Sur une carte du «bassin de l’Ikopa à Bevomanga», j’ai matérialisé en bleu les lacs (Tsiazompaniry et Mantasoa) ainsi que les cours d’eau qui, depuis l’Est (Varahina Sud et Varahina Nord qui confluent pour former l’Ikopa), depuis le Sud (le Sisaony qui reçoi t les eaux de l’Andohariana), le Sud-Ouest (l’Andromba grossie de la Katsaoka avant de s’abandonner à l’Ikopa) et le NordEst (Mamba). Exercice salutaire qui m’a révélé une évidence : que d’eau, que d’eau, que d’eau.
Sans la persévérance des «rois hydrauliciens», cette plaine d’Antananarivo n’aurait jamais dû être autre chose que ce qu’elle est en ce mois de janvier 2022 : un lac Itasy, une mer Alaotra. À propos des inondations de mars 1959, l’ingénieur hydrologue Marius Aldegheri (ORSTOM) avait estimé à 500.000.000 M3 la quantité d’eau qui a submergé 250 km2. À titre d’échelle, le lac de Tsiazompaniry ne peut contenir que 100.000.000 M3. Il y avait donc cinq lacs de Tsiazompaniry au pied de Manjakamiadana.
La crue cinquantennale de mars 1959 avait été rendue possible par la succession de deux cyclones (15 au 24 mars et 25 mars au 1er avril).

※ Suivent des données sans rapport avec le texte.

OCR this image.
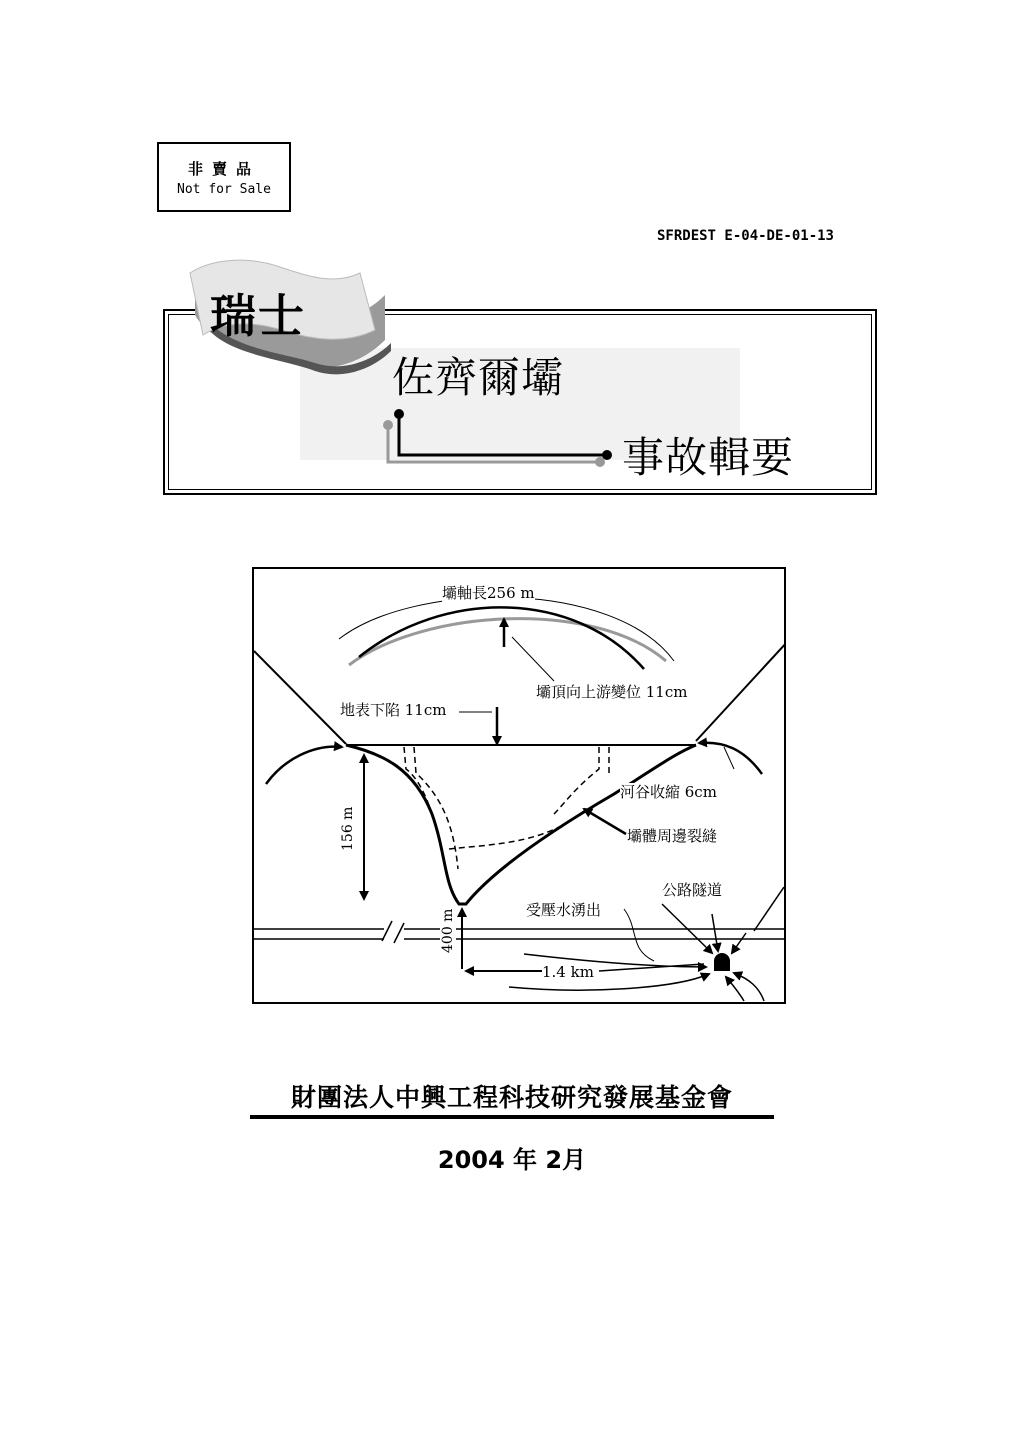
非賣品
Not for Sale
SFRDEST E-04-DE-01-13
瑞士
佐齊爾壩
事故輯要
壩軸長256 m
壩頂向上游變位 11cm
地表下陷 11cm
河谷收縮 6cm
壩體周邊裂縫
公路隧道
受壓水湧出
156 m
400 m
1.4 km
財團法人中興工程科技研究發展基金會
2004 年 2月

Et sur la région d’Antananarivo, la conjugaison de deux périodes pluvieuses (17 au 20 mars et 24 au 29 mars) a totalement saturé le sol. Dans la même période, les cours d’eau ont provoqué la rupture des digues, déversant 1.020.000.000 M3 d’eau. Ce qui a conduit l’hydrologue à cette conclusion : «Il sera très difficile d’empêcher complètement l’inondation. La protection de la plaine de Tananarive demandera de très gros moyens matériels et financiers» (Marius Aldegheri, Les cyclones de mars 1959 à Madagascar, p.54). Certainement jugé alarmiste et pessimiste, il y a 63 ans, l’ingénieur-hydrologue nous donne aujourd’hui à réfléchir sur l’avenir d’Antananarivo.